There are certainly reasons to be concerned about engaging in community
discussions on a site like Google+. The site is corporate-owned, making it
subject to all of the usual types of pathological corporate behavior, in
the present or in the future. Its owner will make use of the content of
messages and the whole "circles" structure for targeted advertising and any
number of other purposes. Governments seem to feel free to help themselves
to the information held by these sites at will. There are no tools to help
readers deal with messages on the site, no RSS feeds, and no ability to
read messages offline.
But the biggest complaint of all seemed to be that when sites like Google+
(or even LWN) host conversations of interest, they spread those
conversations out and make it harder to keep up with what is being said.
The result is a more fragmented community with groups that no longer
communicate with each other and with people who are left in the dark about
important discussions and decisions. It would be better, this
correspondent said, to improve the mailing list experience if need be and
keep the useful discussions there.
Your editor understands these concerns and is all for improving the email
experience whenever possible. But he is less clear on whether it has ever
been possible to concentrate community communications into a single
channel, or whether it is a desirable goal.
Consider, for example, the venerable IRC channel. IRC is clearly an
important part of how members of our community work together. But IRC,
too, works poorly offline; it also often - and often by design - lacks a
permanent record. Extracting information from IRC logs when they are
available is a tedious exercise at best. IRC involvement can also be
incompatible with actually getting work done, so some people find that they
need to avoid it.
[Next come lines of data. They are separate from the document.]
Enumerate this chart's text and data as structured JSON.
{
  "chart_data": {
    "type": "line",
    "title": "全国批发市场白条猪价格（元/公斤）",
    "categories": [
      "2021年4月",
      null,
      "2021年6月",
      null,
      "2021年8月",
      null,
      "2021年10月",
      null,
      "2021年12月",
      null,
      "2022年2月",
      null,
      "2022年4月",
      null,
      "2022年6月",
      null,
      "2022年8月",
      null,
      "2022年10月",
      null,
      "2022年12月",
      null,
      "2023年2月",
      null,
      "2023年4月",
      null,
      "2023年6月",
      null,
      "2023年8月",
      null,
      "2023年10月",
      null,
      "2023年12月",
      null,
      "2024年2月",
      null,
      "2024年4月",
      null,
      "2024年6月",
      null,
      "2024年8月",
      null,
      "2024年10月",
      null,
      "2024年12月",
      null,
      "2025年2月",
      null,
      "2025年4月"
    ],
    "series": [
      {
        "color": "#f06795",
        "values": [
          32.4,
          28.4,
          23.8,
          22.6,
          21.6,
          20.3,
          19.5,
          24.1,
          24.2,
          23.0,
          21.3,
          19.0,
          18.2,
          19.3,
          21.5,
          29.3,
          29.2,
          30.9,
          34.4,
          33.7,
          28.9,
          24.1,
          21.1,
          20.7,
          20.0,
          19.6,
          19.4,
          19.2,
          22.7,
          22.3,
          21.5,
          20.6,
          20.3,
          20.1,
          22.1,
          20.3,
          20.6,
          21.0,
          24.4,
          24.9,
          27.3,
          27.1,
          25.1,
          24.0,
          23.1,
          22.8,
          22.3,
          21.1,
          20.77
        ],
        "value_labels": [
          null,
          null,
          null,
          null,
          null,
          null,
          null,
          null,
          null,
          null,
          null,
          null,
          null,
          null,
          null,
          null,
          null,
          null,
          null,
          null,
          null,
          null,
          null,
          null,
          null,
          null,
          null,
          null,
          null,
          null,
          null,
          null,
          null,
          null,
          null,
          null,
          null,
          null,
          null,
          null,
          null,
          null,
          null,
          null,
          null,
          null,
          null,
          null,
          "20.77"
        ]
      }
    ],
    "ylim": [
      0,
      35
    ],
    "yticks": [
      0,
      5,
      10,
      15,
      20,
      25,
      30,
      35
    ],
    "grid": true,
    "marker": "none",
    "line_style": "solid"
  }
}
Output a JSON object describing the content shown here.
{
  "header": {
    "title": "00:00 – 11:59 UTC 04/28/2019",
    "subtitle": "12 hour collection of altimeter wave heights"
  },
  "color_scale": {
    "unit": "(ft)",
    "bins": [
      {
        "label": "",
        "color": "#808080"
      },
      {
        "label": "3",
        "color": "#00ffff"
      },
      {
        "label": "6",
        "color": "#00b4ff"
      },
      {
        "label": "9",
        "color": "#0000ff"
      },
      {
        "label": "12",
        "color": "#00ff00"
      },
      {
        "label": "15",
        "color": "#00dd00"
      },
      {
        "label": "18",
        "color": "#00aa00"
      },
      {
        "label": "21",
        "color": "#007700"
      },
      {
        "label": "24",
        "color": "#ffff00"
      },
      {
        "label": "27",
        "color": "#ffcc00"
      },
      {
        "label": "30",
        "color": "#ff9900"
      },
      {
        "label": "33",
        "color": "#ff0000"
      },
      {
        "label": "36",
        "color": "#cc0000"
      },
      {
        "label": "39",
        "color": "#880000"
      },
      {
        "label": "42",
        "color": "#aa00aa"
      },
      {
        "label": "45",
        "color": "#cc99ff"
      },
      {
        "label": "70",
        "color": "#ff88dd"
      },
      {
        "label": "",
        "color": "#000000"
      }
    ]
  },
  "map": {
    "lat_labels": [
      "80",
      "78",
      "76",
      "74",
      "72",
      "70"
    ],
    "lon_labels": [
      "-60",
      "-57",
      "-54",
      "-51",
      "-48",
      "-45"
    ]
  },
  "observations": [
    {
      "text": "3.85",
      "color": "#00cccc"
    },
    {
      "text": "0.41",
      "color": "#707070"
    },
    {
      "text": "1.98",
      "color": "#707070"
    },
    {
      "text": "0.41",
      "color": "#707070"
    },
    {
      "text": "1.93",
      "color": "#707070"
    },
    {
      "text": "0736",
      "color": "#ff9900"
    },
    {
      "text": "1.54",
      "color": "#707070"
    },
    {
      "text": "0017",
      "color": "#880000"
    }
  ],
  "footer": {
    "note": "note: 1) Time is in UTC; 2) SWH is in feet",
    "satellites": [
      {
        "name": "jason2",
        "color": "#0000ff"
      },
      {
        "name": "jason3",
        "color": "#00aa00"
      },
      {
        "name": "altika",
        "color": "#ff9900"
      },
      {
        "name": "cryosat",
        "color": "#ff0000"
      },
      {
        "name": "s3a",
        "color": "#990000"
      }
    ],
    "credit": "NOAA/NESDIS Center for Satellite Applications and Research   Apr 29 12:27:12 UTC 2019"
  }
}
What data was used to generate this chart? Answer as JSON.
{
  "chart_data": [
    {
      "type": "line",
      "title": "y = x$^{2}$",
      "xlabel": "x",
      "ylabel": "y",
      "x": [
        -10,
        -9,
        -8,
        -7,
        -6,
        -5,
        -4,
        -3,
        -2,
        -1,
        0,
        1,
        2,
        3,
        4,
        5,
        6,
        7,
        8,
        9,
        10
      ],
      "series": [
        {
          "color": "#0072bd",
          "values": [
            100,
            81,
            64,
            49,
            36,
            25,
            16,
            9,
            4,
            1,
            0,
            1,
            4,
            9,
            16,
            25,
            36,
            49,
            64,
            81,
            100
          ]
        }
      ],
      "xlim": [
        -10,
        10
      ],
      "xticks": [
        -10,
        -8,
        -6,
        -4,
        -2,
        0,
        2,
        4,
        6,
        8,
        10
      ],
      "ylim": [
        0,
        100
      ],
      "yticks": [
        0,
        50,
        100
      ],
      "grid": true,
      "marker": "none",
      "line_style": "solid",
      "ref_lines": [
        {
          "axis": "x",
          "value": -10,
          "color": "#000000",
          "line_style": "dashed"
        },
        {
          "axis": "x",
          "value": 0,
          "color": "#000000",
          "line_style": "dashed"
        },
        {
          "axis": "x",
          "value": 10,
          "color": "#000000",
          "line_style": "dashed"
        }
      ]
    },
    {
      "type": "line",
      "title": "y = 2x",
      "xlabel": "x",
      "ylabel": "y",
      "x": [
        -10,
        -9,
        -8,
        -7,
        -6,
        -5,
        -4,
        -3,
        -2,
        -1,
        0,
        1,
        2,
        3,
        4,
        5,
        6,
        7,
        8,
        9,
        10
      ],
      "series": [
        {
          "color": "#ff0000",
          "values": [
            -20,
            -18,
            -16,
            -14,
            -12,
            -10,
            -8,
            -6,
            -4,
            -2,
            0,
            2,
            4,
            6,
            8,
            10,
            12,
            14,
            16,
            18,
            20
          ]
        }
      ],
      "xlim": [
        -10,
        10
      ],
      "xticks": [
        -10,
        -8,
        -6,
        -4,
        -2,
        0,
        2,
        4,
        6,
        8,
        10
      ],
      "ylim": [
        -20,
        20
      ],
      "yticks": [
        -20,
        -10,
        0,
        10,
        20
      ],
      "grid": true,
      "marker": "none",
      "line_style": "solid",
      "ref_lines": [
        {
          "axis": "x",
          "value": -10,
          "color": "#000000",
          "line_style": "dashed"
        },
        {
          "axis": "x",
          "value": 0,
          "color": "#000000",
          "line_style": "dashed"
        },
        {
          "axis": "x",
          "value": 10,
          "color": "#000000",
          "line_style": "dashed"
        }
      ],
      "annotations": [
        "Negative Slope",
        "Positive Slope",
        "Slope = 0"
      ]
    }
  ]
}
IRC, in other words, is a channel that is available to
parts of the community part of the time, but it has its value anyway.
An even more exclusive resource is the famed conference hallway track,
where a lot of real work gets done. Your editor's job would be much
facilitated by readily-accessible logs of conference hallway (and pub)
conversations; the "quotes of the week" section, in particular, would
benefit mightily. But no such logs exist, and that is certainly for the
best. There is also a lot of valuable conversation to be found in vast
numbers of bug trackers, patch trackers, weblogs, retail site comment
areas, and, sadly, forum sites.
In other words, community discussions are already widely fragmented. The
key is communicating important decisions back to the wider group and making
people aware of useful discussions. Often that can be achieved with an
email to a prominent development list; one might also hope that sites like
LWN can help in this regard. Indeed, one might argue that pointing to
something interesting on Google+, rather than encouraging fragmentation of
our community, actually serves to help pull it back together.
That said, the other concerns about a platform like Google+ remain. If
anything important was ever posted on Google's "Wave" or "Knol" platforms,
it will disappear early next year. The same fate could certainly befall
discussions on Google+. That platform also excludes anybody who is
unwilling to provide yet more information to Google about his or her
activities and connections on the net. Google+ might serve as a sort of
stand-in for a conference hotel bar, but it is not suitable as a piece of
significant community infrastructure. One could name any of a number of
other proprietary platforms that are equally unsuited, if not more so.
It seems that there is a place in our lives for a service with which we can
post updates on our development projects, air travel horror stories, silly
cat pictures, desktop environment flames, lazyweb requests, cooking
experiments, new techno-toys, and musings on how Cher songs relate to
the harsh life of NMI watchdog handlers. What we seem to be missing is the
ability to create such a platform for ourselves and, crucially, to get a
critical mass of people to give it a try. Even back in the USENET days, we
demonstrated that we can create distributed communications services when we
set our minds to it. Someday we'll solve that problem again for the
contemporary net; until then, we're limited to the channels that exist,
some of which are not all we would like them to be.